Referral-to-treatment (RTT) waiting times data are designated National Statistics, the importance of which is explained towards the end of every statistical press notice. The new guidance effectively requires the NHS to maintain two different versions of the RTT waiting list: a real one for managing patients, and an altered one for reporting a more flattering version of RTT waiting times to the public. I expect NHS England’s statisticians may take a dim view of this, and take steps to resolve the issue within their professional code.

The two versions arise when patients have been removed from the waiting list and placed on active monitoring, but then want to rejoin the waiting list. The guidance is very clear about requiring two different versions of the truth, stating:

“If the patient wishes to go ahead with treatment, the provider should offer a new ‘to come in’ (TCI) date acting as if the patient is on the waiting list at the point which they previously left – that is, they should not be returned to the beginning of the waiting list but they will have a new clock start.”

In case that isn’t clear enough, the FAQs say:

“The patient should be recorded from an RTT perspective as at week 0; but managed as if they have re-entered the waiting list at the point they left.”

The administrative confusion this causes is evident in several of the FAQs, particularly the one discussing the practicalities of managing patients on the hospital’s Electronic Patient Record (EPR) or Patient Administration System (PAS). It says:

“How are you advising Trusts to manage allocating a TCI in line with the RTT wait at the point of clock stop…for example, if the patient was at 30 weeks and they have been on a stopped clock for 12 weeks, how would Trusts/bookers know the previous wait? Is the expectation that Trusts need to develop some form of manual tracking system to manage this? Record it in the medical record somewhere depending on the functionality of the EPR system?

“Yes, this will be subject to implementation at a local level depending on EPR/PAS functionality.”

Even though Version 2 of the FAQs already contains some 64 questions and answers, there is a need for plenty more. What happens if a patient has declined one TCI, and we are now more than six weeks after that date? Can the second TCI be before the first? How far can patients be required to travel? How long can patients be held in active monitoring? As the NHS grapples with this complex new guidance, all the permutations will quickly surface and many are not yet addressed in the FAQs.

Criminal offence

It can sometimes feel as though these issues are negotiating points within the NHS family, but managers should remember that the law applies, and the people who are issuing verbal instructions that fall outside the law today may be nowhere to be seen when a prosecution is underway.

If any of the issues identified above lead NHS managers to supply RTT data that is false or misleading, they put themselves or their senior managers at risk of criminal conviction under the Care Act 2014. The penalties are an unlimited fine, up to two years in prison, or both.

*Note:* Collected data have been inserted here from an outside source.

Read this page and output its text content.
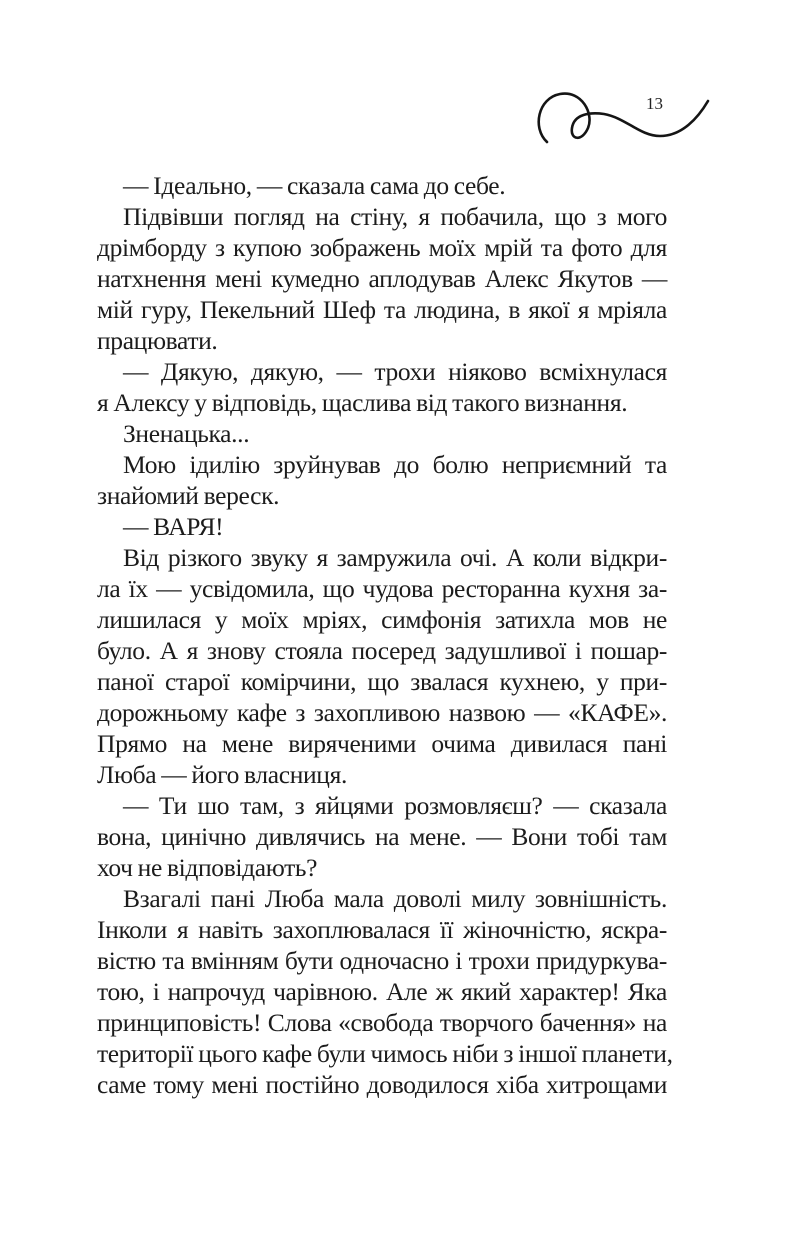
13
— Ідеально, — сказала сама до себе.
Підвівши погляд на стіну, я побачила, що з мого
дрімборду з купою зображень моїх мрій та фото для
натхнення мені кумедно аплодував Алекс Якутов —
мій гуру, Пекельний Шеф та людина, в якої я мріяла
працювати.
— Дякую, дякую, — трохи ніяково всміхнулася
я Алексу у відповідь, щаслива від такого визнання.
Зненацька...
Мою ідилію зруйнував до болю неприємний та
знайомий вереск.
— ВАРЯ!
Від різкого звуку я замружила очі. А коли відкри-
ла їх — усвідомила, що чудова ресторанна кухня за-
лишилася у моїх мріях, симфонія затихла мов не
було. А я знову стояла посеред задушливої і пошар-
паної старої комірчини, що звалася кухнею, у при-
дорожньому кафе з захопливою назвою — «КАФЕ».
Прямо на мене виряченими очима дивилася пані
Люба — його власниця.
— Ти шо там, з яйцями розмовляєш? — сказала
вона, цинічно дивлячись на мене. — Вони тобі там
хоч не відповідають?
Взагалі пані Люба мала доволі милу зовнішність.
Інколи я навіть захоплювалася її жіночністю, яскра-
вістю та вмінням бути одночасно і трохи придуркува-
тою, і напрочуд чарівною. Але ж який характер! Яка
принциповість! Слова «свобода творчого бачення» на
території цього кафе були чимось ніби з іншої планети,
саме тому мені постійно доводилося хіба хитрощами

And rightly so. The RTT standards, statistics, and associated performance management exist to protect patients from excessive waiting times. If instead they are misused to conceal excessive waiting times then that protection will be lost and patients will come to harm.

Public trust

Which brings us finally to public trust. There is a risk that the new guidance will be used as a device for removing long-waiters from the published waiting list data, to make it look as though 104 week and 78 week waits have been eliminated when in reality they have not.

And this is, very likely, only the beginning. The Scottish NHS has also set targets to eliminate long waiters, and a decade ago the exceptions and loopholes had expanded to the point where more than 30 per cent of waiting list patients were being classified as ‘unavailable’. This is a glimpse of the future for England too, if it continues on the current path.

The new guidance should be withdrawn. The Department of Health and Social Care should reconsider its approach to reducing long waiting times, to minimise the harm to patients, and protect the relationship between the NHS and the public it serves.